Perhaps there could be a better way where you don’t need to know a list of all columns? Or maybe nextclade can output some missing piece of data to hint on what’s available?

It seems the approach where you query dataset files (tree and pathogen json) is more meaningful, because we try to keep datasets format more or less stable - we can add new things, but always hesitate to remove or change existing things.

This is needed to ensure compatibility with datasets people create in random places on the internet, outside of our data repo and even without our knowledge, or even outside internet, privately.

This means if you process dataset files directly, this code could last longer (probably until next major version of nextclade) compared to code which parses json outputs from nextclade, which are super volatile.

Any discussions or contributions regarding more stable rich formats like json (yaml, protobuf, and what have you) are very welcome. We don’t always know what downstream projects are doing, so it’s hard for us to design these formats well. Also, lack of resources as mentioned.

Thanks @ivan-aksamentov! It’s good to know that the dataset format is more stable than the index and internal structures.

I probably would not make use of a schema. (@pvanheus ?)

Perhaps there could be a better way where you don’t need to know a list of all columns?

I need a machine-readable set of only the clade/lineage/etc. columns so my script can formulate a --output-columns-selection to pass to nextclade run (and to use in visualization downstream). I think Peter needs all columns so that he can let his software know what to expect in the absence of --output-columns-selection but better let Peter speak to that. :slight_smile:

Or maybe nextclade can output some missing piece of data to hint on what’s available?

There’s enough data to figure it out. Thanks for being open to the possibility of a PR though.

I should have mentioned that I am planning to use nextclade dataset list --search, and would like to keep only the resulting datasets that include at least some dataset annotations.

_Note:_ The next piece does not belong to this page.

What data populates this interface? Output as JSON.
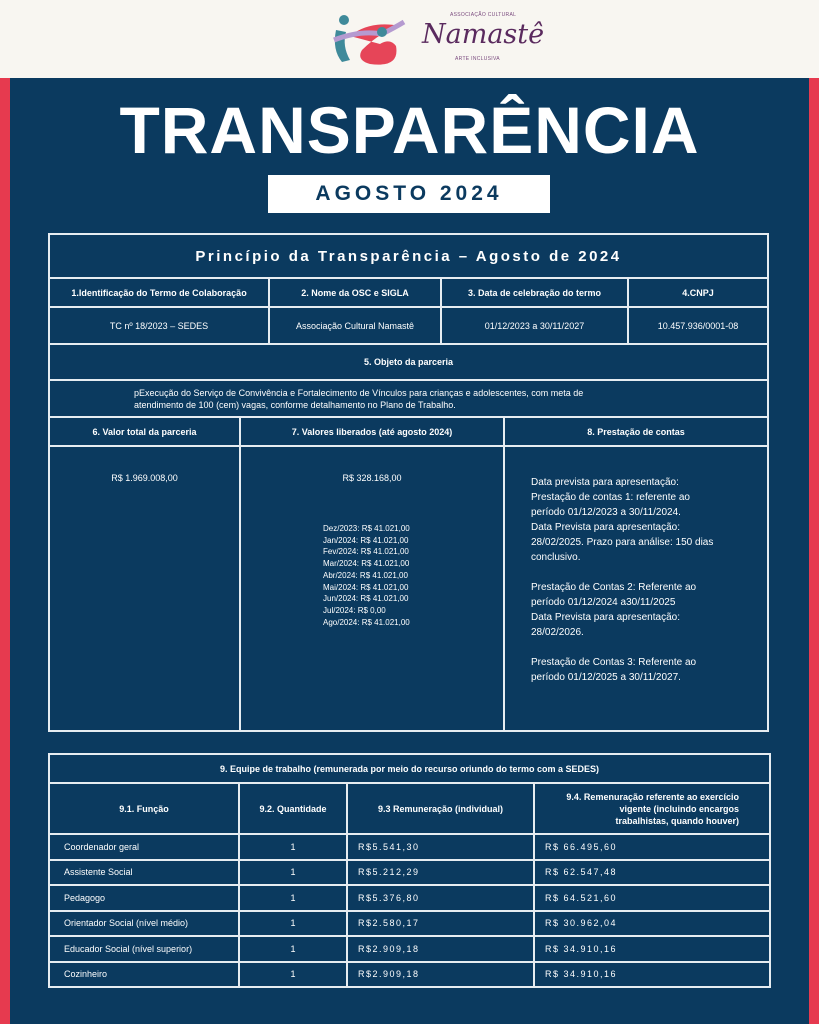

So for example if my user’s search term is “influenza” and I run nextclade dataset list --search flu then I would want to include most of the resulting datasets, but not nextstrain/flu/h3n2/pb1 and other QC-only datasets. I could download 27 datasets and inspect the tree.json in each one – but I might just take my chances with the JSON output (or perhaps index.json, thanks for the pointer). :slight_smile:

(I’m interested in only the datasets that have clade annotations, and only the clade output columns, because I’m developing a tool intended to make it as easy as possible to build an UShER tree for any virus that has genomes in GenBank/INSDC and at least one RefSeq sequence. So if the user types “dengue” then I search for that in NCBI taxonomy, then use the taxonomy ID to search for RefSeqs and GenBank genomes, then align GenBank genomes to the selected RefSeq using nextclade of course, then build a tree. I’d like to also search for Nextclade datasets that could be used to annotate clades/lineages/etc.)

I am indeed using all columns and, in the latest code, picking them up on the fly. Because datasets can change after the Galaxy tool is published, I cannot make use of --output-columns-selection because the list of columns to select from might be out of sync with what is in the dataset. That said, perhaps a “minimal set” would be a useful thing to support.

BTW just mentioning again that there are two flu datasets with the same description. I’ll raise that as an issue on the datasets repo.